そして今も、【オリフラム】の急激な動きに華奢な体で耐えるエリィの心が流れ込んでくる。
――勝って! ルクレツィア様!
「おおぉぉぉぉッ!」
『ナメるなぁぁぁッ!』
近距離で発射された大砲を【オリフラム】は屈んで回避し、低い位置から左の剣を突き出した。

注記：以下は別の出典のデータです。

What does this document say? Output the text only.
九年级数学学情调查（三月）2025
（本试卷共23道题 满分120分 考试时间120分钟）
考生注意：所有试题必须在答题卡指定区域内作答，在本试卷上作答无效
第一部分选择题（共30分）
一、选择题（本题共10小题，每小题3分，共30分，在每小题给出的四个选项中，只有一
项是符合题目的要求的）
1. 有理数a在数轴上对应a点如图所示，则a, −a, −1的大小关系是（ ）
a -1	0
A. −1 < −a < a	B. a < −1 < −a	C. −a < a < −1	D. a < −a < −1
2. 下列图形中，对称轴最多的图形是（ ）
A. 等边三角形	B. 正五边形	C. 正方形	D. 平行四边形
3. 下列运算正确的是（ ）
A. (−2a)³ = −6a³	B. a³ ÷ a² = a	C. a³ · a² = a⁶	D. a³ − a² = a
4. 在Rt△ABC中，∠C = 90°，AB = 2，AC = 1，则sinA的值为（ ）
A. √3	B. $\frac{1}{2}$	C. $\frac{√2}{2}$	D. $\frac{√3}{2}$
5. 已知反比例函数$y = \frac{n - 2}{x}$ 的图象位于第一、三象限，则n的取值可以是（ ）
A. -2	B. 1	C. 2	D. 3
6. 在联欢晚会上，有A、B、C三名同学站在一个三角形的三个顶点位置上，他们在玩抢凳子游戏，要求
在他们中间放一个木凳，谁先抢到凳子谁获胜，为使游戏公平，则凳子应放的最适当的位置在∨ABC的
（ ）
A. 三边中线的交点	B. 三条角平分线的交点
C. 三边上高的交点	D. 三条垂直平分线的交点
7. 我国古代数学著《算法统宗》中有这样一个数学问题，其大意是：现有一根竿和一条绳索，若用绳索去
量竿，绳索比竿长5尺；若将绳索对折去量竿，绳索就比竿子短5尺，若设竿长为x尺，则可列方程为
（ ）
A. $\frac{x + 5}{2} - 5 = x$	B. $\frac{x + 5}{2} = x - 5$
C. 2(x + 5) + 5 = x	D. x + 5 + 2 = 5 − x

それは【イルグリジオ】の右腰の辺りに直撃し、派手に火花を散らす。
だが、同時に振り下ろされた銃剣が【オリフラム】の右肩に深々と沈み込んだ。
「まだまだぁぁぁッ!」
肩を切り裂かれても、【オリフラム】は剣を手放さない。
ルーシーはレバーを思いっきり押し込み、最後の一撃を放った。
首を狙った渾身の突き。
その剣先が今、刺さろうとしたその瞬間――。
「うああッ!?」
「きゃああ!?」
――激しい衝撃がルーシーたちを襲った。
何が起きたのか。ルーシーは数秒もの間、理解できなかった。
今まさに首元を貫こうとしていた剣を回避され、逆に吹き飛ばされたのは確かだ。
しかし、【イルグリジオ】はどこにいる?
目の前にいたはずの敵が眼前にいない。
そのとき、ルーシーは頭上にかかる影に気づいた。そして聞こえる推進器と思われる噴射音。
ルーシーは恐る恐る上を見る。
そこには空中に浮遊する【イルグリジオ】の姿があった。
「そ、そんなっ……! あんな装備をどこで……!?」
後ろから上がるエリィの声も、ルーシーの耳には入らない。
唖然と見上げた【イルグリジオ】は単独での飛行を行っていた。
【オリフラム】の剣が刺さる直前、【イルグリジオ】はその巨大なバックパックを展開し、空へと逃げていたのだ。
吹き飛ばされたのはその踏み台にされた衝撃だろう。
捨てたマシンガン以外に【オリフラム】の射撃装備はない。推進剤も使い切った。
空中へと退避されてしまった【イルグリジオ】へ対抗するすべが、通ずるものがないとルーシーは悟る。
「も、もう……」
――ここまでなの……?
絶望がルーシーの頭を支配しつつあった。
ここまで足掻いた末に、もたらされた結果がこれなのか。
視界が涙で霞む。
ルーシーの頬を一筋の涙が伝い、落ちたその瞬間。
『ぐあああぁぁっ!?』
真横から紺色の騎体――【レオネッサ】が吹っ飛んできた。
はっとしてルーシーはその方向を見る。
『よっしゃあ! 終わったらマリンに土下座してもらうぜ!』
『うふふ、たまにはこうやって転げまわるのもいいのかもしれませんわね』
そこには土に汚れてはいるものの、敵を倒して腕を掲げる漆黒のドールの姿があった。